1200+ spectators learn from Olympic dressage gold medallist at Caledon Equestrian Park
Caledon, ON – October 21, 2017 – When Carl Hester comes to town, the dressage community takes notice. More than 1,200 eager spectators packed the Caledon Equestrian Park today for the first of a two-day masterclass hosted by the British Olympic gold medallist.
Nine Canadian horse/rider combinations ranging from the FEI Four-Year-Old level to Grand Prix enjoyed the once-in-a-lifetime opportunity to have a lesson from one of the world’s leading competitors and trainers. The day began with a pair of four-year-olds: Iron Butterfly, ridden by Erin MacQuarrie of Norton, NB, and Ismeaux ridden by Andrea Bresee of Uxbridge, ON. Maya Markowski was next in the ring aboard Something Royal, a five-year-old mare owned by Fiona McLellan. The FEI Six-Year-Old level was capably demonstrated by Cecile von Martels on her stallion Captain, My Captain.
Two-time Canadian Olympian Jacqueline Brooks shared the ring with Kahla Ishoy to work on Third and Fourth Level requirements with their young horses. Instead of her popular Grand Prix partner D Niro, Jacqueline opted to bring her young horse Emmett Top to the clinic, a half-brother to the world-famous Valegro. Kahla rode Sakima, an 8-year-old Hanoverian gelding owned by her mother, Canadian Olympic dressage medallist Cindy Ishoy.
Though one of the four-year-olds was understandably overwhelmed by the large crowds and electric atmosphere, the young horses all handed the unusual environment extremely well. Hester was able to hone in on one or two specific areas needing attention with each rider, and the audience saw a clear improvement in every horse by the end of each session.

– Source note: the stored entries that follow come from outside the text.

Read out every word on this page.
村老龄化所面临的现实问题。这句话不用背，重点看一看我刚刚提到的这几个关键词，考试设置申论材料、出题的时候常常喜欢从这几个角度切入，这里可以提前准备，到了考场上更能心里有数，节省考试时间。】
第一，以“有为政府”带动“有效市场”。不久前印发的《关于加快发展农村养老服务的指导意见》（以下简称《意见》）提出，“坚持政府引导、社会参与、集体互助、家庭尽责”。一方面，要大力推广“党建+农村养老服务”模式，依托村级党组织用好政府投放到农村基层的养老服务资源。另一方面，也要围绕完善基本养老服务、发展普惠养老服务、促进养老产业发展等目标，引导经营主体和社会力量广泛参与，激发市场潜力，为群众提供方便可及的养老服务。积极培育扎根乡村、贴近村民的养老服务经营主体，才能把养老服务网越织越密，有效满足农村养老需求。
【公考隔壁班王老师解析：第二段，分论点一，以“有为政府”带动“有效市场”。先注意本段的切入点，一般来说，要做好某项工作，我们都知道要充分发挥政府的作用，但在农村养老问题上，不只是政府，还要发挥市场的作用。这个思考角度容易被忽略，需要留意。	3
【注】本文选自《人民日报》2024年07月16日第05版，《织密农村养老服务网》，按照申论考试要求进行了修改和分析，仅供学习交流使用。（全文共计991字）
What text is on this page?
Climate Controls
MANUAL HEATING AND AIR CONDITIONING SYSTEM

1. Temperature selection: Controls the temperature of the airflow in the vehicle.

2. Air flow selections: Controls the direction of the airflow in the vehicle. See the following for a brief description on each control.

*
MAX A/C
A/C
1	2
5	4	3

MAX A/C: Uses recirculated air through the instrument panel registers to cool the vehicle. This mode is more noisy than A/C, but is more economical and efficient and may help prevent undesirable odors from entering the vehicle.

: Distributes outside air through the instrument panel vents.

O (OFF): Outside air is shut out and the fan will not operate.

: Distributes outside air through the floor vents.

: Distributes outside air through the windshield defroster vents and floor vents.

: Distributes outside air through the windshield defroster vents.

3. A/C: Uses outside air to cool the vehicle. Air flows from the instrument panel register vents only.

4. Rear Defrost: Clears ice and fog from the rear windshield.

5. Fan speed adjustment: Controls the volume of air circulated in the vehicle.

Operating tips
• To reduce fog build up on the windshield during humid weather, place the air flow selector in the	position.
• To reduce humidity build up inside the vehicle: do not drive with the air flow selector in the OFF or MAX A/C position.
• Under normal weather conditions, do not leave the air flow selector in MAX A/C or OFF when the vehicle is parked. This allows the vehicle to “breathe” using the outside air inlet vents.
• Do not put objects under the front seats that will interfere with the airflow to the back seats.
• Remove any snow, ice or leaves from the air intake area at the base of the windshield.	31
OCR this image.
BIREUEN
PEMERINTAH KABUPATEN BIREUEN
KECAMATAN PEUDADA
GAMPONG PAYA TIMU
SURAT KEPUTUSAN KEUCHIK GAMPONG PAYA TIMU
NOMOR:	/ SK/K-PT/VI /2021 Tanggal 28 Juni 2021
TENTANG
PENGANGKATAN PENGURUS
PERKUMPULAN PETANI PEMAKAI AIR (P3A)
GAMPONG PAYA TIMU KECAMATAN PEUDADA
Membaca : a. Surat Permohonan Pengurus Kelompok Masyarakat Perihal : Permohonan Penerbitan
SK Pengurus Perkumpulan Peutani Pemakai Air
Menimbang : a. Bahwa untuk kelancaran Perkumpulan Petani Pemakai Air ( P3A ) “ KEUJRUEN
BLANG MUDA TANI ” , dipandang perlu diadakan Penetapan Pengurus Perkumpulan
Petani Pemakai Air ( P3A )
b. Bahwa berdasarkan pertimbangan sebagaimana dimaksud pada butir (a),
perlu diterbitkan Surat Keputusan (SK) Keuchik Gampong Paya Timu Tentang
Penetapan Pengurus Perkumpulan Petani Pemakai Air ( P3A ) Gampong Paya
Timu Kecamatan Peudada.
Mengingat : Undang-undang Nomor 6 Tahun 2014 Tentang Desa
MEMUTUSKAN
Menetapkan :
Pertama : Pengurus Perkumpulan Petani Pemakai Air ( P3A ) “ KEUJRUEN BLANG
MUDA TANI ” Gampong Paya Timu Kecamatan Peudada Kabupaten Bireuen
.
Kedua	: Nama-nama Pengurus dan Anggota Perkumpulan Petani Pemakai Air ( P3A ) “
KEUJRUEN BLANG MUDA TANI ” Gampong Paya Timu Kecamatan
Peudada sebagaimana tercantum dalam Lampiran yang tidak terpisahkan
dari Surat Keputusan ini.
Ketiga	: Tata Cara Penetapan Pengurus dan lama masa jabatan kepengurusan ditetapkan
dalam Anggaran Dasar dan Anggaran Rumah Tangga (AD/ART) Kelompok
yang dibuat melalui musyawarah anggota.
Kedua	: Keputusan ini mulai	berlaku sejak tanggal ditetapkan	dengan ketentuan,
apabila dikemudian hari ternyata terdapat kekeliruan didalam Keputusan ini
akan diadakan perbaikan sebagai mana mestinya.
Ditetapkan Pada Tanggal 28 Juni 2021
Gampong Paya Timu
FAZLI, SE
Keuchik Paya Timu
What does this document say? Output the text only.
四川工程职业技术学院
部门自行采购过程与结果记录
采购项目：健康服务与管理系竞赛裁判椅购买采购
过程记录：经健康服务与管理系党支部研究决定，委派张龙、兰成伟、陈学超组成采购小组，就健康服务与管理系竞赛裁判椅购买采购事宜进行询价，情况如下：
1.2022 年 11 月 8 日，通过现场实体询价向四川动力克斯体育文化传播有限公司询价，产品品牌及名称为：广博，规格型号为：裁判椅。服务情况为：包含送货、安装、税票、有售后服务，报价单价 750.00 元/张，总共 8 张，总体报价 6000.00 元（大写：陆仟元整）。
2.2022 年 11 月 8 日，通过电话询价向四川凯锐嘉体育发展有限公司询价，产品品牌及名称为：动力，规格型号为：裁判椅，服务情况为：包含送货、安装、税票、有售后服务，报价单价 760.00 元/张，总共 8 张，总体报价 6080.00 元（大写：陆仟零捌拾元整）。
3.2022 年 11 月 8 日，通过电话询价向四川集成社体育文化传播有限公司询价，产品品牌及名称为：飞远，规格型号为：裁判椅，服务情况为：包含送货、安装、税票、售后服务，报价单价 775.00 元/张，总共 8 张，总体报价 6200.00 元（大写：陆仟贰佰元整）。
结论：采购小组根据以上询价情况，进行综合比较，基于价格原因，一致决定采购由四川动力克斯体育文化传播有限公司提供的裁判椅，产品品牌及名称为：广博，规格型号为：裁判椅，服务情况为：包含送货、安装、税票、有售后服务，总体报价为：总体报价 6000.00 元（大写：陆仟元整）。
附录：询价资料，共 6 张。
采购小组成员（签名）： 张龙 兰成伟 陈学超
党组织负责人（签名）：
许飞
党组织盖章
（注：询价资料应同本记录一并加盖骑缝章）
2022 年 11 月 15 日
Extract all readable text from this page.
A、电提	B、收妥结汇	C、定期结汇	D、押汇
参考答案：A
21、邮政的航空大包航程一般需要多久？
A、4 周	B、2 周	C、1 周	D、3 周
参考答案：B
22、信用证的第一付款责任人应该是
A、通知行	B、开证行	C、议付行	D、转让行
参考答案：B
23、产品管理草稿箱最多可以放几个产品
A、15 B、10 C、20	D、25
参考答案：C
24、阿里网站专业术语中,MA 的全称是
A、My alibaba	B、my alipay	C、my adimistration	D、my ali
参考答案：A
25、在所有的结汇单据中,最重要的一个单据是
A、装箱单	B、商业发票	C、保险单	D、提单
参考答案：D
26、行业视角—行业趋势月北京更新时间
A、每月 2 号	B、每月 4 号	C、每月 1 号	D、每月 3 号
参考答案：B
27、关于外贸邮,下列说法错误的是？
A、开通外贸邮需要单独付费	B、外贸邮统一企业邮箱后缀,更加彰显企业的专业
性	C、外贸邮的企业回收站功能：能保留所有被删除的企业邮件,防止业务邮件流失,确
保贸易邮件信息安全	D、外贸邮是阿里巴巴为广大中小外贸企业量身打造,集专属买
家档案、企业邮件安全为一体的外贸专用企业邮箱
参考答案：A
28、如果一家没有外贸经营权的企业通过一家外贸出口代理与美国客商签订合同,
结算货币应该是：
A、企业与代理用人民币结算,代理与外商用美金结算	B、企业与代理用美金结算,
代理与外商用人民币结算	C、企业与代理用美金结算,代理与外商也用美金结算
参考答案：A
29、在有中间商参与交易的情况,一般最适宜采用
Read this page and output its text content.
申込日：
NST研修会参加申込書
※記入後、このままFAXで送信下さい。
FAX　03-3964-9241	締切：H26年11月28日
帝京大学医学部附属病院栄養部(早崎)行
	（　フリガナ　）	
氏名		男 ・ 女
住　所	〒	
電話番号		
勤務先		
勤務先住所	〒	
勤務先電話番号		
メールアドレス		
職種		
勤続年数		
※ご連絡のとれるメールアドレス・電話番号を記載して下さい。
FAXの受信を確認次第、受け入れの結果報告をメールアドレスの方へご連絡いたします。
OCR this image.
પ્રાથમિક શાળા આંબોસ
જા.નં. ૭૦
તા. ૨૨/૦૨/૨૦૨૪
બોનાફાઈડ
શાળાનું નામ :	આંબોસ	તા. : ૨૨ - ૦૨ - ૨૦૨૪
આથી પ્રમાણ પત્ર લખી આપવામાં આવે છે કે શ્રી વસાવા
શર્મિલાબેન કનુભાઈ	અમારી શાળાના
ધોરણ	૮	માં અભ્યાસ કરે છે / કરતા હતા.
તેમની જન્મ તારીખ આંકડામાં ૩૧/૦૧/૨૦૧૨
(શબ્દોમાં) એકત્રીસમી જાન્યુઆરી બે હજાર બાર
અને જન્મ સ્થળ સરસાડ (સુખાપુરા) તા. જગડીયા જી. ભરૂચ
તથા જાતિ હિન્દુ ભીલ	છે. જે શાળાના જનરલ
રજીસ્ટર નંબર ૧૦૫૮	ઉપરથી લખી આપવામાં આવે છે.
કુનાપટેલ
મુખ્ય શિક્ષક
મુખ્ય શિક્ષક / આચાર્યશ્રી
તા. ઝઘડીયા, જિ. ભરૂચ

Before breaking for lunch, spectators enjoyed a demonstration ride by British young rider Rebecca Edwards. Edwards, who trains with Hester, was a member of the British Young Rider team at the 2017 European Championships and earned the Under 25s Star of the Future Award in 2016. For this clinic she was offered the choice between two horses owned by Canadian FEI Junior rider Allison Youngdale, and today chose to ride Ramiro, a 2007 Danish Warmblood gelding.
“We wanted to put Becky on a horse she’d never ridden before, and demonstrate to the audience what it’s like when you go to try a horse for sale that you’ve never ridden,” said Hester. “Becky is used to hotter horses, so today we chose a less hot horse. It’s an interesting test for the audience to see how she handles a horse that she doesn’t know at all and who is not her usual type. She did a lovely job and by the end of the ride had the horse going very nicely indeed.”
Upper-level horses took over the ring in the afternoon, beginning with Young Rider Vanessa Creech-Terauds of Hagersville, Ont., riding Fleur de Lys owned by Louise Leatherdale. Next up was Toronto area rider Karis van Essen and Camistry J, a horse she has trained herself to the Intermediare II level. The final rider of the day was Jaimey Irwin of Stoney Lake Equestrian aboard Donegal V. The pair wowed the crowd with their ease in the Grand Prix movements as they worked on transitions from piaffe to passage.
Judging from the thunderous applause at the end of the clinic, the spectators judged Day 1 to be a great success. Carl Hester agreed.
“We had a great day with some lovely horses, talented riders, and a superb facility for this clinic,” said Hester. “The horses and riders were each able to demonstrate what we wanted to see at each level, but we weren’t looking for perfection. My job is to find areas where I can help them improve, but not completely change the way they ride, otherwise they’d be in trouble when I go home on Sunday night. I was particularly impressed with the way the two young riders – Vanessa and Becky – performed. It’s very exciting to have that kind of talent developing for the future.”
The riders praised the clinic as well, from the organization and facilities offered by Caledon Equestrian Park to the expert advice they received from Hester.
“It’s so amazing to learn from someone who is so good at what they do, that they can be incredibly clear in their teaching,” says Jacqueline Brooks. “Carl goes right to the root of the problem, provides a solution, and gives us exercises to work on at home so we can continue to improve in the days to come. He is simply brilliant. I also can’t thank Craig Collins, Helen Dillon and the entire team at Caledon Equestrian Park enough for organizing and hosting the clinic at their amazing facility.”
Day 2 of the clinic resumes on Sunday with nine rider sessions and another demonstration from Rebecca Edwards on tap.